Hogwarts revisited, or Baker Street redux?


So, hands up first: I was one of those brainless snobs who only picked up this book after the true authorship was revealed.  I certainly have felt too old and too busy to be bothered with any new fictions since finishing the last one quiet a few years ago, which happened to be “Harry Potter and the Deathly Hallows”.

“The Cuckoo’s Calling” is a well woven story, though I would agree with the editor who turned down the book when it was submitted as a debut by “Robert Galbraith”, that it was “well written but quiet”.  There are a few points that strike me as “different” from a typical “detective story” yet so Rowling-esque at the same time, though they didn’t give the game away.  Her lawyers did.

Anyway, to start with, the author is clearly too literarily cultivated to just provide a gripping plot.  How often do we see detective stories quoting Vigil and Horace, in Latin?  Rowling, at some interview, did claim that she was one of the few who managed to put her training in classics to proper use.  This is another indication that she can’t completely stay away from her “roots”.

A lesser point, the author wouldn’t be happy with just naming her characters merely common “Kevin” and “James”.  If the unusual first names have been more becoming in a world of wizards and witches, they are surely meant to achieve some special effect too in a story about the “muggles” set in modern day London (almost modern day, Gordon Brown was still the PM)? But, to my untrained eyes, this isn’t obvious, except on two insignificant occasions when the protagonist’s name first became a constant target of ridicule when he was young, we were told retrospectively, then it was wrongly called in an almost comic way in the hospital at the end of the book.

Yet, there are also something too predictable.  It becomes so obvious so early on that Robin would stay as Strike’s sidekick at the end.  Actually it’s made clearer every time we’re reminded that she will leave soon.  And the author even goes out of the way to allude the Batman connotation at their very first meeting, as if she were afraid the readers didn’t get the point.   And it becomes almost Hollywoodian when Robin’s heroics came to the last minute rescue at the culmination of the story.

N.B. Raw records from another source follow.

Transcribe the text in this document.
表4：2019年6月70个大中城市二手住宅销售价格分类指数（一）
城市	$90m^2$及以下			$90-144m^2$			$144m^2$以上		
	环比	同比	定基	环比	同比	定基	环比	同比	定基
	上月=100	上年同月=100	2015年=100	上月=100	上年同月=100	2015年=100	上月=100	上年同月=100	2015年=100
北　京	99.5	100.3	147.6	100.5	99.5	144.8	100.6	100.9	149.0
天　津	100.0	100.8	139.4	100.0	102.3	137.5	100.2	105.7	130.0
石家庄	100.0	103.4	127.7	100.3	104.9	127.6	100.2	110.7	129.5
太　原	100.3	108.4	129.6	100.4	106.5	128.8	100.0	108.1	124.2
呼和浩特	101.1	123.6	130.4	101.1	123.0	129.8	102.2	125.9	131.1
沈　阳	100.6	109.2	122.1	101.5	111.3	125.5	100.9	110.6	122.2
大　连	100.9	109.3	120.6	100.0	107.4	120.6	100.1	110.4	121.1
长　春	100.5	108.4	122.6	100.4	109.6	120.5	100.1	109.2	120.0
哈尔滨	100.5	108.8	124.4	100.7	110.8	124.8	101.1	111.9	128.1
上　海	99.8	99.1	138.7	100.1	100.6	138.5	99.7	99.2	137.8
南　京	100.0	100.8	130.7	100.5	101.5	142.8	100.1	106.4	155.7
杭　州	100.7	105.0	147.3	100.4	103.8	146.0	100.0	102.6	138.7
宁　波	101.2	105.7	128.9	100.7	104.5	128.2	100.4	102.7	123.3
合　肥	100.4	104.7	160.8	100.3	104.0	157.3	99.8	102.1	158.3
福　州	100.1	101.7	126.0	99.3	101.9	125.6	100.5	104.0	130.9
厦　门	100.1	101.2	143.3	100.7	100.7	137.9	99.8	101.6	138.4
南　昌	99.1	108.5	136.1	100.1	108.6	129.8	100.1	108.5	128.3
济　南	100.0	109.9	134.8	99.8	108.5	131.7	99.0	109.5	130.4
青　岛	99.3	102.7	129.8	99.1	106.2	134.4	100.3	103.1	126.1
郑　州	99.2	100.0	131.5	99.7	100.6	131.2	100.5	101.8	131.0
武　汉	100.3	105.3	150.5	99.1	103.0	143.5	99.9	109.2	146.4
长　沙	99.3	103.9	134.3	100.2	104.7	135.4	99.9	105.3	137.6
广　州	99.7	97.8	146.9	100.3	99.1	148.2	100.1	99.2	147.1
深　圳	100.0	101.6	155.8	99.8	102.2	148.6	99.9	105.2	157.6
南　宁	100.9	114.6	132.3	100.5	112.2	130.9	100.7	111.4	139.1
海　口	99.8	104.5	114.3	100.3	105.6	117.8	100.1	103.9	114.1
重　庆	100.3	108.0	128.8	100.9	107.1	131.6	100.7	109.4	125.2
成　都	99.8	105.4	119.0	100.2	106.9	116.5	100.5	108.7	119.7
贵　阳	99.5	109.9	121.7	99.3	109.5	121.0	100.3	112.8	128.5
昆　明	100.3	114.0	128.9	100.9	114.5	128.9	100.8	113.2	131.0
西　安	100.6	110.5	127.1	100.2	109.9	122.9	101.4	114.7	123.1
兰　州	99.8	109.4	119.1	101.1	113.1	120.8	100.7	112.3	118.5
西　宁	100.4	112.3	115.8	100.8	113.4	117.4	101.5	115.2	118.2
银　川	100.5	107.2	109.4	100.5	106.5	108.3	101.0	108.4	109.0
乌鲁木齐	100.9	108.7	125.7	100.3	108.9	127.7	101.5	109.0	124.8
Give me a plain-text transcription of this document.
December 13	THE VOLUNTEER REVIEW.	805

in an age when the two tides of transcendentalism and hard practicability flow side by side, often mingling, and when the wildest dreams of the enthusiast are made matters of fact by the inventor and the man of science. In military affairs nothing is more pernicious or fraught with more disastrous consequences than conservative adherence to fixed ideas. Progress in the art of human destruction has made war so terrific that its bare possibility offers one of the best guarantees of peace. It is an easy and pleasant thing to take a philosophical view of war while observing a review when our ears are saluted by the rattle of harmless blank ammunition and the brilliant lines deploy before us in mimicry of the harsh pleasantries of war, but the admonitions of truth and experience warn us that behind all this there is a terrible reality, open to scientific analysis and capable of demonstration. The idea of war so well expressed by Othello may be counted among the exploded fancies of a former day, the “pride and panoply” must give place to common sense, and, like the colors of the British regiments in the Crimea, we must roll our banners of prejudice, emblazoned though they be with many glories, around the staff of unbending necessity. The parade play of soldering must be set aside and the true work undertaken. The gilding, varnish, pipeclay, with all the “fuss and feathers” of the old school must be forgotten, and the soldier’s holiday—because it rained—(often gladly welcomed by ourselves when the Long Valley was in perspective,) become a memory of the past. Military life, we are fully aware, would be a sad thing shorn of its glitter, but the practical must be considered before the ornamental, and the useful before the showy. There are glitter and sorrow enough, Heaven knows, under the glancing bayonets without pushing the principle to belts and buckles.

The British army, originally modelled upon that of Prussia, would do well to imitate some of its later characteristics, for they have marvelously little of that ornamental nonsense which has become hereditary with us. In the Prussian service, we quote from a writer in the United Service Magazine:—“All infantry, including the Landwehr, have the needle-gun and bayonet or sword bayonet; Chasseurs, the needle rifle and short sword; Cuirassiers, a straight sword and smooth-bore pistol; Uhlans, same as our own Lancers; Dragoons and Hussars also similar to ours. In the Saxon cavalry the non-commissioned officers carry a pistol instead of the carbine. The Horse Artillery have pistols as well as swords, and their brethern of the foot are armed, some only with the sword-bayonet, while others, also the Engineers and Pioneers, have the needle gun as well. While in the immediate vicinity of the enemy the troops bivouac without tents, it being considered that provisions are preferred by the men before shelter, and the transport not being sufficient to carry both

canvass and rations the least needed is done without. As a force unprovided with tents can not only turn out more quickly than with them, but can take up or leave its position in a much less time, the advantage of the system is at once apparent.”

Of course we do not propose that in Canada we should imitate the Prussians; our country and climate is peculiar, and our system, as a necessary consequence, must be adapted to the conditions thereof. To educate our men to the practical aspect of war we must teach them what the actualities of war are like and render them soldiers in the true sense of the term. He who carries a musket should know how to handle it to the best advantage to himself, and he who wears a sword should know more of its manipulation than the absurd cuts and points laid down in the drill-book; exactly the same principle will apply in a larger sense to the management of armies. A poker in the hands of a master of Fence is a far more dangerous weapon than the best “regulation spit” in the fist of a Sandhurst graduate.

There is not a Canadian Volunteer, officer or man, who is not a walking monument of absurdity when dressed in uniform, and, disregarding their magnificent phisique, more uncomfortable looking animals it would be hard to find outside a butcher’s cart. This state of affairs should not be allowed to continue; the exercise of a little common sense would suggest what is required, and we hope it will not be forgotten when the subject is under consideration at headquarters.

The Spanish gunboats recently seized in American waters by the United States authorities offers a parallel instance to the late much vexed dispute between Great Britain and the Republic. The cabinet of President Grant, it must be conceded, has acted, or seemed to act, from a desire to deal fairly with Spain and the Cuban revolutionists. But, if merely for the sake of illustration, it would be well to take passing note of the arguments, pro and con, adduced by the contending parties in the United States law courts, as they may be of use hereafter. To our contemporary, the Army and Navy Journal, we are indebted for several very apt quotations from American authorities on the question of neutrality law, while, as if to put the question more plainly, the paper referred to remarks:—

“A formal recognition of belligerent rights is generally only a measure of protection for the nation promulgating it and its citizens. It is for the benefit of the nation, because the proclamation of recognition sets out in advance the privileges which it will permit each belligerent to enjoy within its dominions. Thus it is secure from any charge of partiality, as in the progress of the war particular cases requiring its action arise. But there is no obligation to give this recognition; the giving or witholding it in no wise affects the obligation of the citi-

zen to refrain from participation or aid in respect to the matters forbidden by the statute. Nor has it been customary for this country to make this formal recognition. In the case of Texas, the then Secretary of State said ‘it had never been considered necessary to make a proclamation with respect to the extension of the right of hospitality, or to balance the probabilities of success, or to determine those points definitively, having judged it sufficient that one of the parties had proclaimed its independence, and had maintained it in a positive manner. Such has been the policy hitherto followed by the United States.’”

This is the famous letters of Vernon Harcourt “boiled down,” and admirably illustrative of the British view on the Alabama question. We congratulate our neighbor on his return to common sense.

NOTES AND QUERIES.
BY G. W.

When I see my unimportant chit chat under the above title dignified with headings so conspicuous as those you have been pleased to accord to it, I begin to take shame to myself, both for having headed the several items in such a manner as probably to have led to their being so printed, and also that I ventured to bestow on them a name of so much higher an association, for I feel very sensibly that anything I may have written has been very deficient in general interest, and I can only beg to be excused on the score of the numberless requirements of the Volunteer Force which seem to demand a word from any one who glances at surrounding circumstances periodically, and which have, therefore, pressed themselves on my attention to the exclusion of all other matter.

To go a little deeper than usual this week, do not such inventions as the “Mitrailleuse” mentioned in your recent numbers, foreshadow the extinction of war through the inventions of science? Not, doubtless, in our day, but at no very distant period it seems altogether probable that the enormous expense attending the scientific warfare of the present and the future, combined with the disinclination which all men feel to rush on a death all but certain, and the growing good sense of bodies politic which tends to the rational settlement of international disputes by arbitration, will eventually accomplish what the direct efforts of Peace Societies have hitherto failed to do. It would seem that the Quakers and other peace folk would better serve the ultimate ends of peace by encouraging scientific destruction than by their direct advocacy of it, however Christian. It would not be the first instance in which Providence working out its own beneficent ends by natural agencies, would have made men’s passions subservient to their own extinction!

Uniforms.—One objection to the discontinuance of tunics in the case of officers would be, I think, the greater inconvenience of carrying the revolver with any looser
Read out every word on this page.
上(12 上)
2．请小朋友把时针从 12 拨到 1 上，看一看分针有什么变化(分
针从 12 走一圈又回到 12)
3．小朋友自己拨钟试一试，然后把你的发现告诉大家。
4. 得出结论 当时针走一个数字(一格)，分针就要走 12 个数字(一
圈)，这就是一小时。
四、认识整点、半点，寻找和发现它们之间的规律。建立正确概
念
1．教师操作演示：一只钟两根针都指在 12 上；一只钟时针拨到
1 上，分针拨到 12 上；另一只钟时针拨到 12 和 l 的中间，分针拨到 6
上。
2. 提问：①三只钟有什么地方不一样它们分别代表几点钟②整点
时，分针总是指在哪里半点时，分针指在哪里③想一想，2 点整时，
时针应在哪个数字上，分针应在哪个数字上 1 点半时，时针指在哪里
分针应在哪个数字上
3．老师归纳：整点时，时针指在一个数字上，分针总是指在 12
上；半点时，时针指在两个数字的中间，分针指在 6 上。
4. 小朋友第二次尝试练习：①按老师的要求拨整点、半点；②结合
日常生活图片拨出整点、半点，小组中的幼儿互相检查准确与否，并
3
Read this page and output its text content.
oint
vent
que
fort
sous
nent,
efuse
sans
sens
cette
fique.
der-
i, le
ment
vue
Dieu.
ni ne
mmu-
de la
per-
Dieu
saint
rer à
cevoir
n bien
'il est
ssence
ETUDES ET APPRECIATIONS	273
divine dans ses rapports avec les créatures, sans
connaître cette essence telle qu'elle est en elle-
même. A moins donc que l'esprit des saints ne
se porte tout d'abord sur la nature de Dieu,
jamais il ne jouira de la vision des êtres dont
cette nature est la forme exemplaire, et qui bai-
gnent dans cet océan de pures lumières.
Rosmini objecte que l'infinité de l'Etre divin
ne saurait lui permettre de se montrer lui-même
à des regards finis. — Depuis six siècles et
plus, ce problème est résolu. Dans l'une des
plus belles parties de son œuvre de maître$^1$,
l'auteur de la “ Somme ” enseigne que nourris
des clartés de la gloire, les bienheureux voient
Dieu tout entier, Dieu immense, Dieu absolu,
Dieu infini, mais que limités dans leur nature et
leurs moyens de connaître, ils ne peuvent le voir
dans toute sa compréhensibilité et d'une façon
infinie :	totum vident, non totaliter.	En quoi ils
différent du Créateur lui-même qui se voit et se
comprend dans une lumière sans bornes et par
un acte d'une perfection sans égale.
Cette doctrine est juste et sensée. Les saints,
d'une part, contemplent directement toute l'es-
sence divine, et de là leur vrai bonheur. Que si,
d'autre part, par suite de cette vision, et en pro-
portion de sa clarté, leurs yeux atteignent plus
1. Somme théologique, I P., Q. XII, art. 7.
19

Despite the predictabilities and occasionally over-elaborate descriptions of trivialities, however, I was still glued to the book, and managed to finish it within two days on top of all the daily chores a working father had to attend to.  In addition to the plot which I found gripping enough, and the prose which I enjoyed, the context of the setting repeated stirred an almost nostalgic, personal reverberation in me: ULU (frequented the bar), SOAS (never went in but passed by on so many days), Charing Cross Road (interesting that, with the sketch of the guitar shop and so on, Rowling didn’t mention anything of the second hand bookshops), Wong Kei (went with a group of friends to enjoy the humiliating service the restaurant is known, and loved, for), The Tottenham (downed more than a few pints), etc., etc.. Rowling is apparently a fan of this area, sending Harry, Ron and Hermione to fend the dementors when they were having a cup of cappuccino in a coffee shop in Tottenham Court Road.

Just like “Harry Potter” would never escape from being compared with “Lord of the Rings”, Cormoran and Robin will be judged vis-à-vis Sherlock and John, if more stories will come to develop a series, which Rowling promises they will.  With a talent that Sir Arthur Conan Doyle wouldn’t be too humiliated to be compared with, and with a marketing capacity and capability second to none, you never know, J K Rowling might be able to turn Denmark Street into another shrine just like Baker Street in the last 120 years.  She only needs to give Strike’s office a fictional street number.  221B, however sincere a homage it might be, would be too archaic and, yes, “predictable”.  How does 9 ¾ sound?